Se rappelle-t-on que c’est Ben Laden qui, au même titre que Bernard-Henri Lévy d’ailleurs, a servi de conseiller (militaire) à Alija Izetbegovic, fondateur du SDA, le parti national des musulmans de Bosnie, affilié aux Frères musulmans et président de la République jusqu’en 1996 ? Que c’est Izetbegovic, mort en 2003, qui a transformé la religion musulmane de son pays en idéologie, islamisé l’armée et abandonné l’idée d’une République multiethnique et séculière pour la Bosnie-Herzégovine, Mustafa Ceric, chef de la communauté islamique, prenant le relais de ce nationalisme clérical, ce qui permet de comprendre son appel d’août 2009 à « inclure la Charia dans la constitution bosniaque » ? Se souvient-on encore, avec Enver Kazaz, professeur à la faculté de philosophie de Sarajevo, que ce sont ces hommes que nos diplomates occidentaux ont adoubés contre les Yougoslaves ?

Le futur califat bosniaque de l’EI

Aussi n’est-ce pas un hasard si, en plus d’être une plaque tournante pour le trafic illégal d’armes depuis la guerre des Balkans (certaines des kalachnikovs ayant servi à perpétrer les massacres du 13 novembre ont ainsi été fabriquées en 1987 et 1988 à Kragujevac en Serbie, comme le confirme l’actuelle direction de Zavasta Arms), ce territoire intéresse l’EI qui a la volonté de faire de la Bosnie-Herzégovine un califat en Europe. Selon le rapport The Lure of the Syrian War: The Foreign Fighters’ Bosnian Contingent de l’ONG bosniaque Atlantic Initiative, près de 400 personnes alimenteraient cette filière terroriste bosniaque et seraient ainsi parties combattre en Irak ou en Syrie aux côtés de Daesh, ce qui représente une proportion importante de la petite population bosniaque (moins de 4 millions).

La loi bosniaque offrant la nationalité aux individus s’étant battus durant la guerre, venus pour une bonne part d’Arabie Saoudite, Sarajevo accueille aujourd’hui la grande mosquée salafiste du roi Fahd Abdul Aziz (seconde plus grande mosquée des Balkans) et, d’après Nikola Mirkovic, spécialiste des Balkans, le pays accueille d’ores et déjà trois centres de formation, d’entraînement et de repos de Daesh sous le commandement de Nusret Imamović, d’abord affilié à al-Qaïda, puis à al-Nosra et enfin à l’EI.

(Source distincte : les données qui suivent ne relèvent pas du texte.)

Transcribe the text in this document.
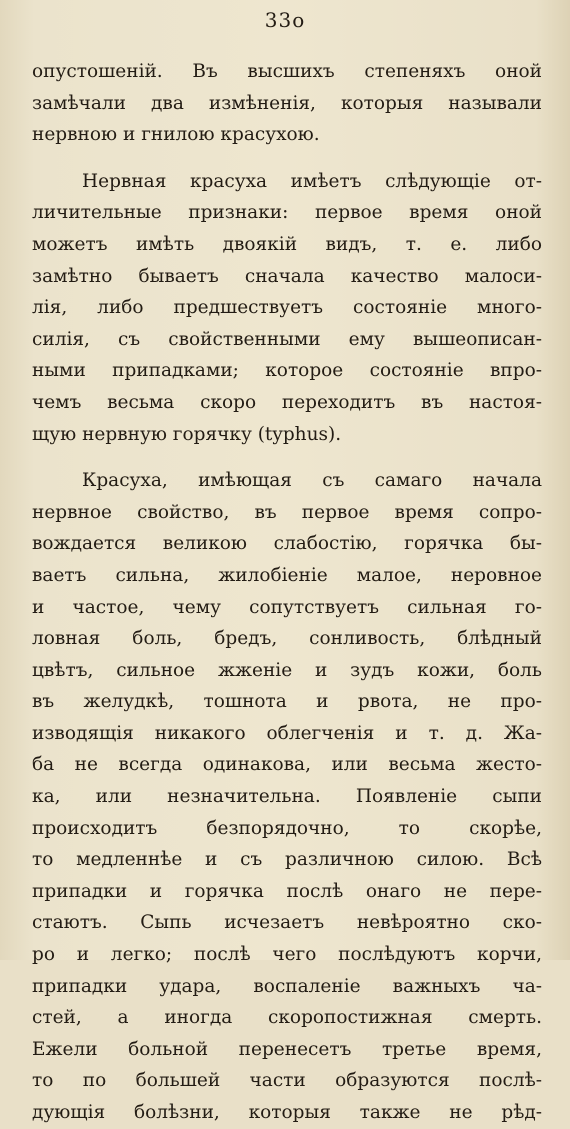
33о
опустошеній. Въ высшихъ степеняхъ оной
замѣчали два измѣненія, которыя называли
нервною и гнилою красухою.
Нервная красуха имѣетъ слѣдующіе от-
личительные признаки: первое время оной
можетъ имѣть двоякій видъ, т. е. либо
замѣтно бываетъ сначала качество малоси-
лія, либо предшествуетъ состояніе многo-
силія, съ свойственными ему вышеописан-
ными припадками; которое состояніе впро-
чемъ весьма скоро переходитъ въ настоя-
щую нервную горячку (typhus).
Красуха, имѣющая съ самаго начала
нервное свойство, въ первое время сопро-
вождается великою слабостію, горячка бы-
ваетъ сильна, жилобіеніе малое, неровное
и частое, чему сопутствуетъ сильная го-
ловная боль, бредъ, сонливость, блѣдный
цвѣтъ, сильное жженіе и зудъ кожи, боль
въ желудкѣ, тошнота и рвота, не про-
изводящія никакого облегченія и т. д. Жа-
ба не всегда одинакова, или весьма жесто-
ка, или незначительна. Появленіе сыпи
происходитъ безпорядочно, то скорѣе,
то медленнѣе и съ различною силою. Всѣ
припадки и горячка послѣ онаго не пере-
стаютъ. Сыпь исчезаетъ невѣроятно ско-
ро и легко; послѣ чего послѣдуютъ корчи,
припадки удара, воспаленіе важныхъ ча-
стей, а иногда скоропостижная смерть.
Ежели больной перенесетъ третье время,
то по большей части образуются послѣ-
дующія болѣзни, которыя также не рѣд-
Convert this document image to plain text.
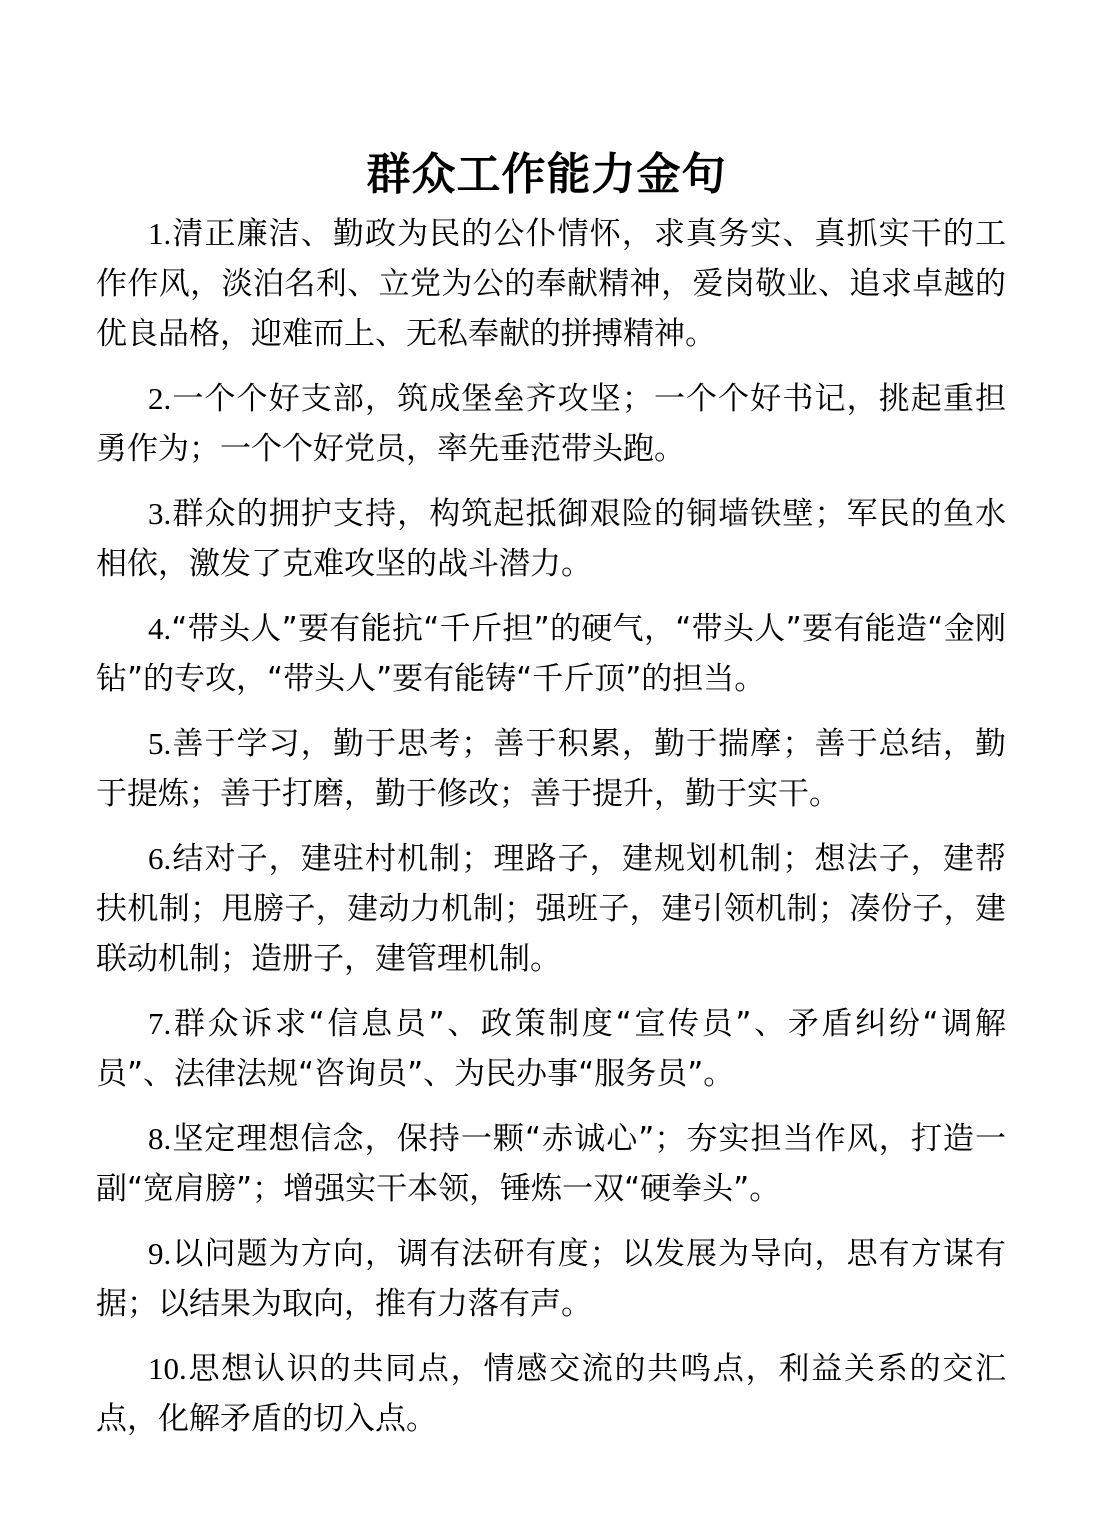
群众工作能力金句

1.清正廉洁、勤政为民的公仆情怀，求真务实、真抓实干的工作作风，淡泊名利、立党为公的奉献精神，爱岗敬业、追求卓越的优良品格，迎难而上、无私奉献的拼搏精神。

2.一个个好支部，筑成堡垒齐攻坚；一个个好书记，挑起重担勇作为；一个个好党员，率先垂范带头跑。

3.群众的拥护支持，构筑起抵御艰险的铜墙铁壁；军民的鱼水相依，激发了克难攻坚的战斗潜力。

4.“带头人”要有能抗“千斤担”的硬气，“带头人”要有能造“金刚钻”的专攻，“带头人”要有能铸“千斤顶”的担当。

5.善于学习，勤于思考；善于积累，勤于揣摩；善于总结，勤于提炼；善于打磨，勤于修改；善于提升，勤于实干。

6.结对子，建驻村机制；理路子，建规划机制；想法子，建帮扶机制；甩膀子，建动力机制；强班子，建引领机制；凑份子，建联动机制；造册子，建管理机制。

7.群众诉求“信息员”、政策制度“宣传员”、矛盾纠纷“调解员”、法律法规“咨询员”、为民办事“服务员”。

8.坚定理想信念，保持一颗“赤诚心”；夯实担当作风，打造一副“宽肩膀”；增强实干本领，锤炼一双“硬拳头”。

9.以问题为方向，调有法研有度；以发展为导向，思有方谋有据；以结果为取向，推有力落有声。

10.思想认识的共同点，情感交流的共鸣点，利益关系的交汇点，化解矛盾的切入点。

Cette information a d’ailleurs été confirmée le 1er septembre dernier par La Croix, KTO, Radio Notre-Dame et RCF, qui se sont entretenus avec Jean-Frédéric Poisson, député des Yvelines et actuel candidat à la primaire de la droite et du centre pour l’élection présidentielle, qui en revient.

Nous assistons donc, encore et toujours impuissants semble-t-il et dans un silence médiatique étourdissant, à la très inquiétante réislamisation des Balkans, puisqu’en dehors de la Bosnie, il faut penser aux musulmans Albanais de Macédoine, du Kosovo et bien sûr d’Albanie, dont une fraction minoritaire mais croissante, constituée d’anciens moudjahidines et de nouveaux trentenaires convertis au djihad, s’érige aisément contre « l’agresseur » slave et orthodoxe devenant ainsi la proie putative des réseaux terroristes de Daesh.